Но как умрешь, если ты здоров? Валяться в кровати до победного конца? До полного истощения?
Я знал, что не выдержу. Я очень люблю поесть. Однажды в доме творчества под Звенигородом я сидел на диете. На яблочной диете. Это когда яблок можно есть столько, сколько влезет. Хоть ведро.
Я и съел ведро. И сумел продержаться день. Всего один день! И как я при этом страдал, видя, как другие обжираются сборной солянкой со свиным боком, молодым барашком и запивают все это жбанами пива, а, обожравшись, сыто рыгают и сонно хлопают ресницами. Нет, голодную смерть прибережем для других!
И потом, вид иссохшего тела, от которого исходит запах тлена или тухлятины, не эстетичен.
Может, кому-то и нравится запах несвежей воблы, но все же пусть так воняет рыба, а не человек.
Собачьими завываниями вызвать строгую старушку с косой, выряженную в праздничный черный плащ до пят и черную же косынку согласно классической моде Подземного Царства?
Боюсь, старушка не откликнется. Думаю, я еще не достиг восковой спелости. Ей нужны клиенты вроде Юрка, испытавшие на себе реальную угрозу смерти. Стоило бы с ним посоветоваться. Хотя нет. Не стоит… Мысль малопродуктивная и неубедительная: чтобы принять у себя симпатичную компанию чертей во главе с Безносой, необходимо обзавестись обязательной белой горячкой. Это ж как надо пить…
Повеситься? Помнится, тот же Юрок, напуганный перспективой остаться без яиц, рассматривал сей заманчивый проект. И даже припас веревку и мыло. Он почти рекламировал этот способ сведения счетов с жизнью.
Я придирчиво поглядел на потолок. Нужен крюк. Вот висит люстра. На крюке.
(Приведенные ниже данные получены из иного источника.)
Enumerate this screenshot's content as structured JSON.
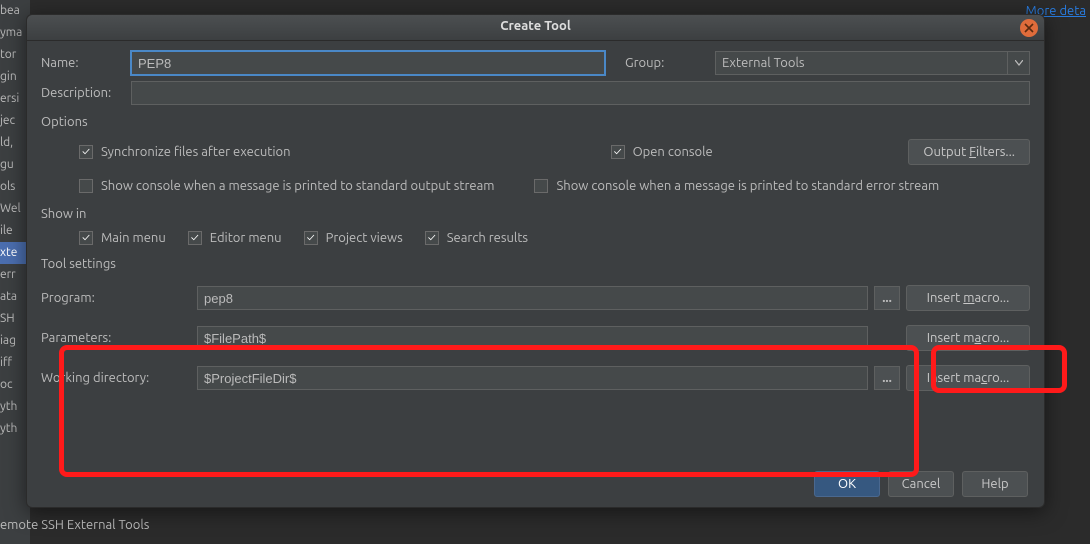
{
  "bg": {
    "sidebar_items": [
      "bea",
      "yma",
      "tor",
      "gin",
      "ersi",
      "jec",
      "ld,",
      "gu",
      "ols",
      "Wel",
      "ile",
      "xte",
      "err",
      "ata",
      "SH",
      "iag",
      "iff",
      "oc",
      "yth",
      "yth"
    ],
    "selected_index": 11,
    "bottom_label": "emote SSH External Tools",
    "more_link": "More deta"
  },
  "dialog": {
    "title": "Create Tool",
    "name_label": "Name:",
    "name_value": "PEP8",
    "group_label": "Group:",
    "group_value": "External Tools",
    "description_label": "Description:",
    "description_value": "",
    "options_header": "Options",
    "opt_sync": "Synchronize files after execution",
    "opt_sync_checked": true,
    "opt_open_console": "Open console",
    "opt_open_console_checked": true,
    "output_filters_btn": "Output Filters...",
    "opt_show_out": "Show console when a message is printed to standard output stream",
    "opt_show_out_checked": false,
    "opt_show_err": "Show console when a message is printed to standard error stream",
    "opt_show_err_checked": false,
    "showin_header": "Show in",
    "show_main": "Main menu",
    "show_editor": "Editor menu",
    "show_project": "Project views",
    "show_search": "Search results",
    "tool_settings_header": "Tool settings",
    "program_label": "Program:",
    "program_value": "pep8",
    "parameters_label": "Parameters:",
    "parameters_value": "$FilePath$",
    "workdir_label": "Working directory:",
    "workdir_value": "$ProjectFileDir$",
    "macro_btn": "Insert macro...",
    "browse_label": "...",
    "ok": "OK",
    "cancel": "Cancel",
    "help": "Help"
  }
}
Вроде всё сходится… Но крюк какой-то ненадежный! Вбит криво. И дом старый. Перекрытия, наверняка, подгнили…
Я представил себе, как обсыпанный штукатуркой, с веревкой на шее и шишкой на лбу, лежу полуголый на полу и белыми от ужаса глазами взираю на сбежавшихся на шум обитателей дома. Нет! Из смерти нельзя делать водевиль, а из серьезных самоубийц — посмешище!